Image: Pratapsinh Dodhia at Murtuza Khan's office
Photographs: Prasanna D Zore/Rediff.com

In Vejalpur, where the Congress' Murtuza Khan Pathan is pitted against the BJP's Kishor Chauhan, Khan's supporters are upbeat as they help voters find their polling booths.

"Why should Juhapura be called 'mini Pakistan'?" asks Zakir Ahmed Mohammed Hussain Hawavala angrily. He had come to vote at the Maktampur primary school in Juhapura accompanied by his wife Ameena.

Hawavala was referring to what the BJP's Amit Shah had once said about Juhapura, a predominantly Muslim neighbourhood.

Monday was election day and Hawavala was complaining that despite the couple having voted three times at the same venue in previous elections, their names did not figure in the district collector's list.

A couple of Congress workers were trying to help Hawavala find where the couple could go and vote.

Hawavala and his wife planned to vote for Murtuza Khan because they wanted Vejalpur to fall into the Congress' lap.
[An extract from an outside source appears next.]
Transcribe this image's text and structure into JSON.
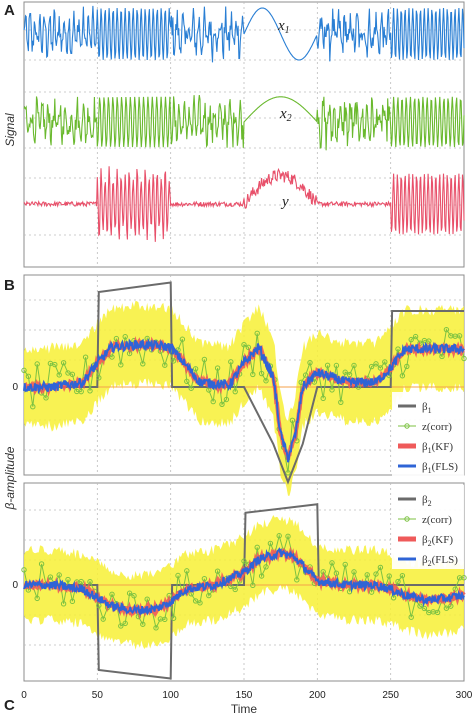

There was no sign of the BJP or its polling agents in Juhapura.

"They didn't even bother to connect with the masses here," says Hawavala.

Juhapura, with its neatly laid roads, cleanliness and decongested by-lanes, certainly banishes the oft-showcased, oft-highlighted, picture of a 'typical Muslim ghetto'.

"The BJP did not even campaign inside Juhapura," says Pratapsinh Dodhia, president of the Congress-supported Kisan Vikas Sanghatna. "They know they have already lost this seat."

Juhapura -- which was described by French political scientist Christopher Jaffrelot in his scholarly book, Muslims in Indian Cities as a city within a city; the neighbourhood's urban landscape pepped up by booming real estate and the migration of rich Muslims to this area after the 2002 riots -- looks like fertile ground for a Congress victory.

"Do you know that Juhapura ranks at number two, after Hyderabad, as the biggest Muslim neighbourhood concentrated at one place in India?" asks Zaheer Nalwala, educationist-builder Murtuza Khan's associate, emphasising that Khan is a surefire winner from Vejalpur.